In a normal tree problem, let's say there's a function fun.
void fun(Node **root)
{
printf("%p\n", *root); // here it prints a non nil memory address
if (*root == NULL || (*root)->left == NULL)
return;
Node *p = (*root)->left;
p->parent = (*root)->parent;
printf("%p", *root); // here it prints root as nil
//...
}
In which case could this happen, considering that tree contains only 3 2 1, with all of them being added to the left.
Here's the minimal reproducible code sample:
#include <stdio.h>
#include <stdlib.h>
typedef struct Node
{
int data;
struct Node *left, *right, *parent;
} Node;
void fun(Node **root)
{
printf("%p\n", *root); // here it prints a non nil memory address
if (*root == NULL || (*root)->left == NULL)
return;
Node *p = (*root)->left;
p->parent = (*root)->parent;
printf("%p", *root); // here it prints root as nil
//...
}
void fun1(Node **root)
{
if (*root && (*root)->parent && (*root)->parent->parent)
{
fun(&((*root)->parent->parent));
}
}
void add(Node **root, Node *parent, int data)
{
if (*root == NULL)
{
*root = (Node *)malloc(sizeof(Node));
(*root)->data = data;
(*root)->left = (*root)->right = NULL;
(*root)->parent = parent;
fun1(root);
return;
}
if (data < (*root)->data)
add(&((*root)->left), *root, data);
else if (data > (*root)->data)
add(&((*root)->right), *root, data);
}
int main()
{
Node *root = NULL;
add(&root, NULL, 3);
add(&root, NULL, 2);
add(&root, NULL, 1);
return 0;
}
CodePudding user response:
When fun1 calls fun, the root parameter of fun is pointing to the parent member of the node with data 2.

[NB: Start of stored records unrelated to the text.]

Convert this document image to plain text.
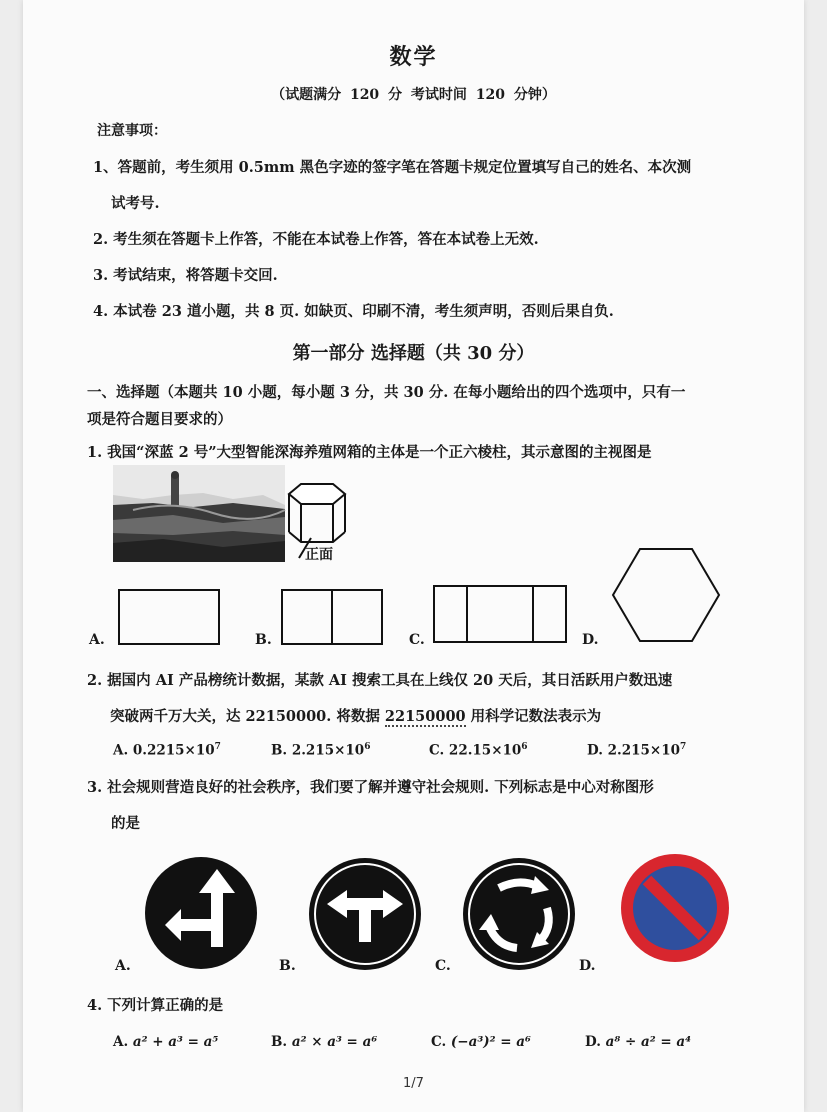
数学
（试题满分 120 分 考试时间 120 分钟）
注意事项：
1、答题前，考生须用 0.5mm 黑色字迹的签字笔在答题卡规定位置填写自己的姓名、本次测
试考号.
2. 考生须在答题卡上作答，不能在本试卷上作答，答在本试卷上无效.
3. 考试结束，将答题卡交回.
4. 本试卷 23 道小题，共 8 页. 如缺页、印刷不清，考生须声明，否则后果自负.
第一部分 选择题（共 30 分）
一、选择题（本题共 10 小题，每小题 3 分，共 30 分. 在每小题给出的四个选项中，只有一
项是符合题目要求的）
1. 我国“深蓝 2 号”大型智能深海养殖网箱的主体是一个正六棱柱，其示意图的主视图是
正面
A.	B.	C.	D.
2. 据国内 AI 产品榜统计数据，某款 AI 搜索工具在上线仅 20 天后，其日活跃用户数迅速
突破两千万大关，达 22150000. 将数据 22150000 用科学记数法表示为
A. $0.2215\times 10^7$	B. $2.215\times 10^6$	C. $22.15\times 10^6$	D. $2.215\times 10^7$
3. 社会规则营造良好的社会秩序，我们要了解并遵守社会规则. 下列标志是中心对称图形
的是
A.	B.	C.	D.
4. 下列计算正确的是
A. a² + a³ = a⁵	B. a² × a³ = a⁶	C. (−a³)² = a⁶	D. a⁸ ÷ a² = a⁴
1/7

That parent member points to the node with data 3. So *root points to the node with data 3. And (*root)->parent is a null pointer.
In fun, Node *p = (*root)->left sets p to point to the left child of (*root), which is the node with data 2.
Then p->parent = (*root)->parent; sets p->parent to a null pointer. Since p points to the node with data 2, p->parent is the parent member of the node with data 2, and that is what root points to.